The existing body of literature suggests that the rate of NER may have a major impact on the emergence of resistance and normal tissue tolerance to platinum drugs [43]. DNA adducts are differentially recognized by a number of cellular proteins. For example, mismatch repair proteins and some damage-recognition proteins bind to cisplatin-GG adducts with higher affinity than to oxaliplatin-GG adducts, and this differential recognition of cisplatin- and oxaliplatin-GG adducts is thought to contribute to the differences in cytotoxicity and tumour range of cisplatin and oxaliplatin [19]. Elevation of glutathione mediated by gamma-glutamyl transpeptidase has also been shown to be a mechanism of oxaliplatin resistance [8]. Oxaliplatin-resistance may also involve multiple other pathways like down-regulation of pyruvate kinase M2 [44], altered mitochondrial-mediated apoptosis [45] and phosphoinositide-3- kinase (PI3K)/Akt activation [46]. DNA microarray studies suggest the involvement of large number of genes in developing oxaliplatin resistance [42,47].

Conclusion and outlook

Although platinum drugs are one of the most widely used anti-cancer agents, the outcome of the treatment depends upon the drug resistance.

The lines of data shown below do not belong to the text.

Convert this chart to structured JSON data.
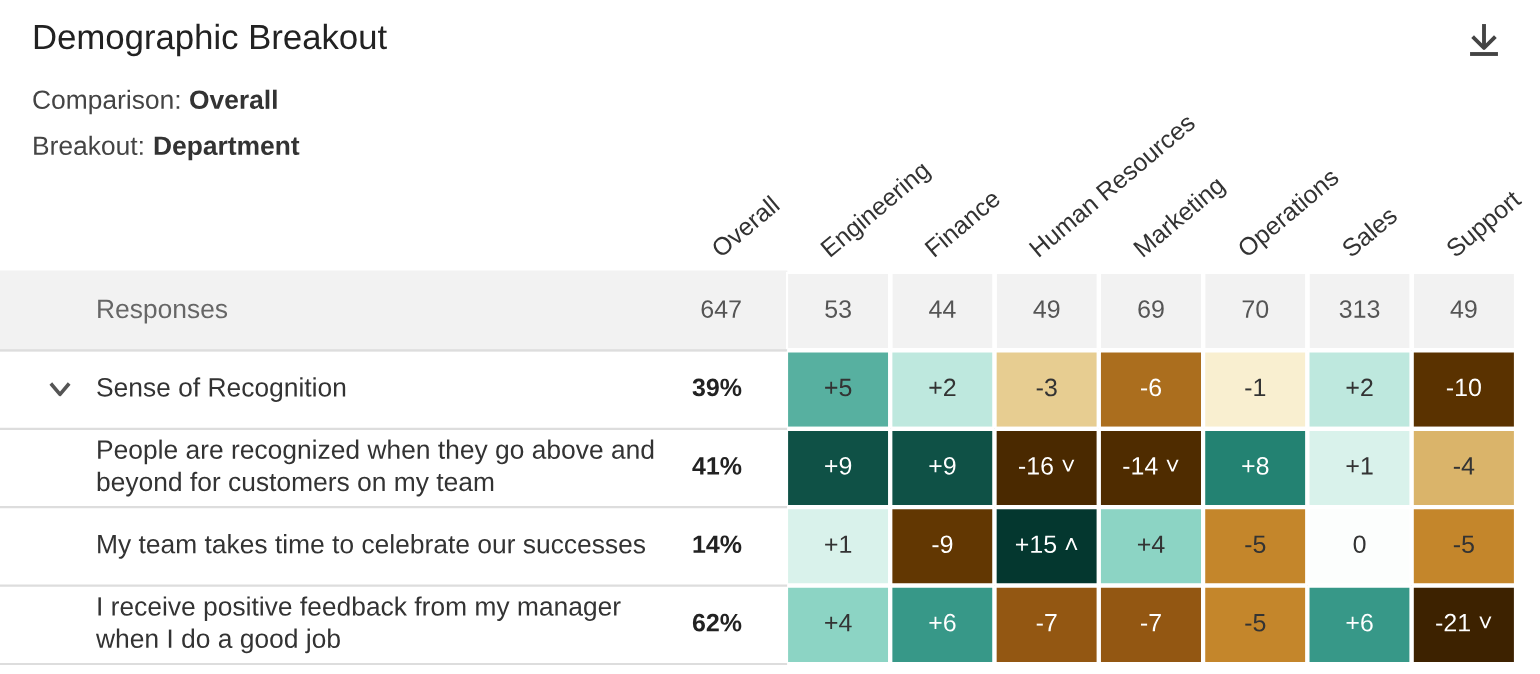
{
  "chart_data": {
    "type": "heatmap",
    "title": "Demographic Breakout",
    "subtitle": "Comparison: Overall",
    "annotations": [
      "Breakout: Department"
    ],
    "y2label": "Overall",
    "categories": [
      "Engineering",
      "Finance",
      "Human Resources",
      "Marketing",
      "Operations",
      "Sales",
      "Support"
    ],
    "y_categories": [
      "Responses",
      "Sense of Recognition",
      "People are recognized when they go above and beyond for customers on my team",
      "My team takes time to celebrate our successes",
      "I receive positive feedback from my manager when I do a good job"
    ],
    "y2_categories": [
      "647",
      "39%",
      "41%",
      "14%",
      "62%"
    ],
    "cells": [
      [
        null,
        null,
        null,
        null,
        null,
        null,
        null
      ],
      [
        5,
        2,
        -3,
        -6,
        -1,
        2,
        -10
      ],
      [
        9,
        9,
        -16,
        -14,
        8,
        1,
        -4
      ],
      [
        1,
        -9,
        15,
        4,
        -5,
        0,
        -5
      ],
      [
        4,
        6,
        -7,
        -7,
        -5,
        6,
        -21
      ]
    ],
    "cell_labels": [
      [
        "53",
        "44",
        "49",
        "69",
        "70",
        "313",
        "49"
      ],
      [
        "+5",
        "+2",
        "-3",
        "-6",
        "-1",
        "+2",
        "-10"
      ],
      [
        "+9",
        "+9",
        "-16 ˅",
        "-14 ˅",
        "+8",
        "+1",
        "-4"
      ],
      [
        "+1",
        "-9",
        "+15 ˄",
        "+4",
        "-5",
        "0",
        "-5"
      ],
      [
        "+4",
        "+6",
        "-7",
        "-7",
        "-5",
        "+6",
        "-21 ˅"
      ]
    ]
  }
}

Oxaliplatin has been shown to exhibit broad spectrum anti-tumour activity including a subset of cisplatin resistant cell lines. Pre-clinical studies have shown that ERCC1 gene expression plays critical role in the effectiveness of oxaliplatin treatment. Ongoing research will lead to the better understanding of the association between the expression levels of DNA excision repair genes and the response to oxaliplatin treatment. The goal of the ongoing research is to lead to the development of more effective compounds in this class.

Footnotes

Competing Interests: The authors have declared that no competing interests exist.